Comedian and actor Billy Eichner was one of the first people to draw attention to the tweets. He said, “Many of us have jokes/tweets we regret. I’m ok with tasteless jokes, depending on context. What bothers me about these is you can tell its [sic] not just a joke-there’s real truth, anger & fear behind these. I hope Kevin’s thinking has evolved since 2011.”
But instead of addressing what drove him to say those things in the past, explaining how his opinions have or haven’t changed, and apologizing to the people he offended with the slurs, Hart posted a series of responses on Instagram saying the Academy Awards asked him to say he was sorry, but he refused.
Eichner and other queer voices on Twitter pointed out that despite a veneer of acceptance and change, Hollywood still has a real problem with gayness. The industry's image of liberal wokeness is bolstered by the fact that a lot of the films up for awards consideration focus on marginalized communities, including If Beale Street Could Talk and Roma. And after years of criticism, the power brokers behind awards shows have begun choosing hosts that represent a wider swath of Americans. But entertainment moguls are ultimately profiting off these groups by making movies about them. And as some pointed out, the least an Oscar host could do is try not to offend queer people and women, who make up a vast swath of the industry.
Cancel culture has a way of setting off celebrities, especially as it can often cost them jobs or other opportunities. Eichner pointed out that owning up to a problematic mindset can be scary, especially if it could force Hart to examine flaws or shame he's repressed.
When Hart finally apologized in a real way, after he'd already stepped down from the Academy Awards gig, a lot of his critics said that if he'd simply expressed remorse for his past behavior from the get-go, he'd likely still have the hosting job. Instead, the whole mess has the internet asking whether Hart, who has a number of projects in the works, will be “cancelled” for good?
The thing is, despite his adequate but late apology, it doesn’t seem like Hart is actually that woke nowadays either, eight years after the problematic tweets. He came under fire for throwing his one-year-old son a “Cowboys and Indians”-themed birthday party on Thanksgiving this year, which had a lot of his followers criticizing his insensitivity and ignorance.

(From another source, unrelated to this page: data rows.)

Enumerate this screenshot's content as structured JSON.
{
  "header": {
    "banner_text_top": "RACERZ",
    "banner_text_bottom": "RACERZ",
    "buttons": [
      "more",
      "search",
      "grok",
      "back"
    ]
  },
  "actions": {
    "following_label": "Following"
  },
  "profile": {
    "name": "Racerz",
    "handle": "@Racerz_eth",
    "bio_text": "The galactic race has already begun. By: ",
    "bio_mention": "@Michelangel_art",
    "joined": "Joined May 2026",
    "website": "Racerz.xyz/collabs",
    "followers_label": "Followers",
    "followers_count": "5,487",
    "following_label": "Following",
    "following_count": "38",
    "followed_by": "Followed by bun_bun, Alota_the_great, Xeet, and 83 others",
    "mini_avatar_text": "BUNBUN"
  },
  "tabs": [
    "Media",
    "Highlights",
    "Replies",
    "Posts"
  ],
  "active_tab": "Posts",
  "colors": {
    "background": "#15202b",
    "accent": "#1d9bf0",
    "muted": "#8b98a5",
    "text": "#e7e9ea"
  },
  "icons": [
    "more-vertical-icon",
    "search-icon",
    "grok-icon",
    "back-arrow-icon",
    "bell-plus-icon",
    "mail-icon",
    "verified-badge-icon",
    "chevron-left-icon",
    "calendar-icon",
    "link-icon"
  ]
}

Meanwhile, conservative-leaning folks are holding the whole Oscars saga up as evidence that liberals are overreacting, and actually doing harm with their social justice crusading. Breitbart News posted straight coverage of Hart stepping down from the hosting gig, but captioned a tweet, "You will NEVER be woke enough." Jon Gabriel, the editor-in-chief of right-leaning blog Ricochet, blamed Hart’s critics for getting a black man fired, implying they’re culpable for the Oscars’ representation problem.
But white conservatives are getting the concept of representation fundamentally wrong with this stance: being black does not make Hart woke by default. He used homophobic slurs in a number of public tweets. Despite seeming relatively into mindfulness—Hart’s Instagram dispatches were full of affirmations and language about positivity—he blamed society for the backlash to his actions, instead of taking responsibility for them himself.
Naturally, after the news broke that Hart was stepping down, the conversation online turned to who should replace him, with many calling for a female host.
This whole hosting shit-show points to an interesting trend, in the end. Good things tend to happen when the Oscars fuck up, like when it was accidentally announced that La La Land won Best Picture, but really it was Moonlight. That was great, wasn't it? Maybe this huge mistake on Hart's part will wind up being a win for marginalized people, too.